1
votes

I am having a text data in XML format and it's length is around 816814 bytes. It contains some image data as well as some text data. We are using ZLIB algorithm for compressing and after compressing, the compressed data length is 487239 bytes.

After compressing we are encoding data using BASE64Encoder. But after encoding the compressed data, size is increasing and length of encoded data is 666748 bytes.

Why, after encoding data size is increasing? Is there any other best encoding techniques?

Regards, Siddesh

2

2 Answers

2
votes

As noted, when you are encoding binary 8-bit bytes with 256 possible values into a smaller set of characters, in this case 64 values, you will necessarily increase the size. For a set of n allowed characters, the expansion factor for random binary input will be log(256)/log(n), at a minimum.

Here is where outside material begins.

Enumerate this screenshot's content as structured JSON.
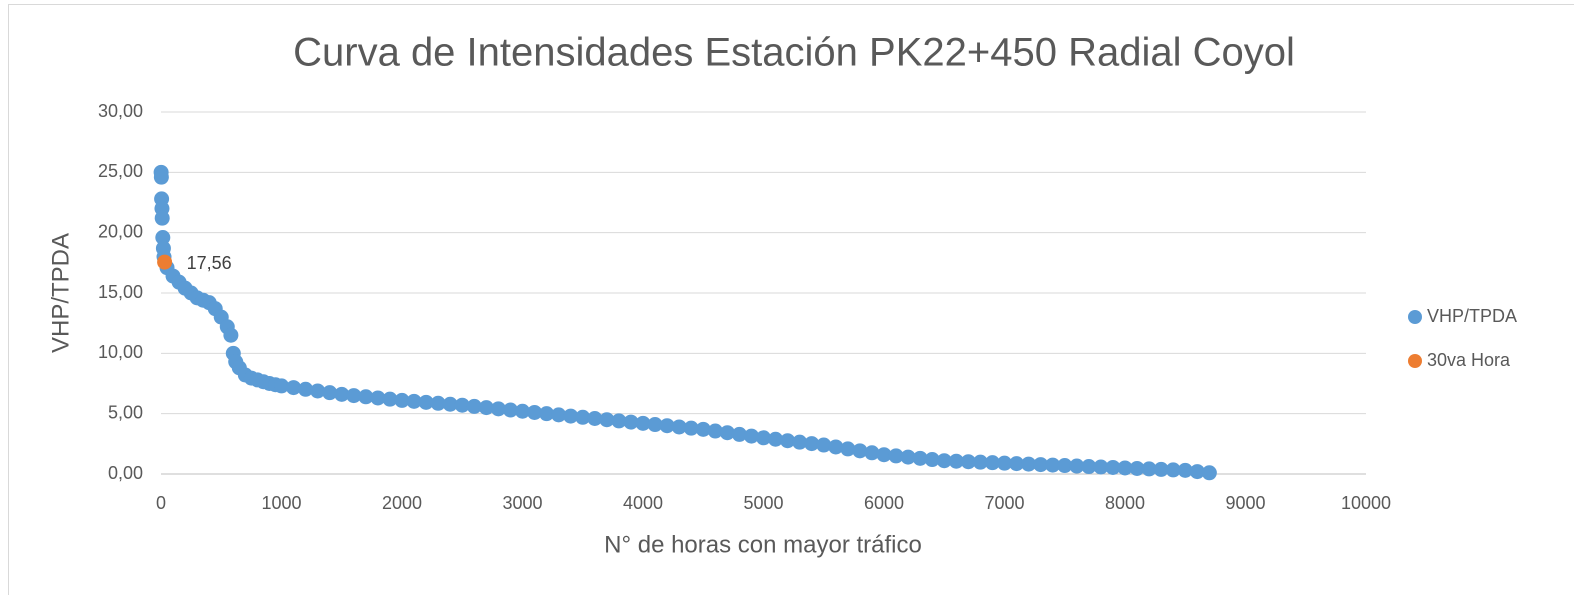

If you would like to reduce this impact, then use more characters. Chances are that whatever medium you are using, it can handle more than 64 characters transparently. Find out how many by simply sending all 256 possible bytes, and see which ones make it through. Test the candidate set thoroughly, and then ideally find documentation of the medium that backs up that set of n < 256.

Once you have the set, then you can use a simple hard-wired arithmetic code to convert from the set of 256 to the set of n and back.

2
votes

That is perfectly normal.

Base64 is required to be done, if your transmitting medium is not designed to transmit binary data but only textual data (eg XML)

So your zip file gets base64 encoded.

Plainly speaking, it requires the transcoder to change "non-ASCII" letters into a ASCII form but still remember the way to go back

As a rule of thumb, it's around a 33% size increase ( http://en.wikipedia.org/wiki/Base64#Examples )

This is the downside of base64. You are better of using a protocol supporting file-transfer... but for files encoded within XML, you are pretty much out of options.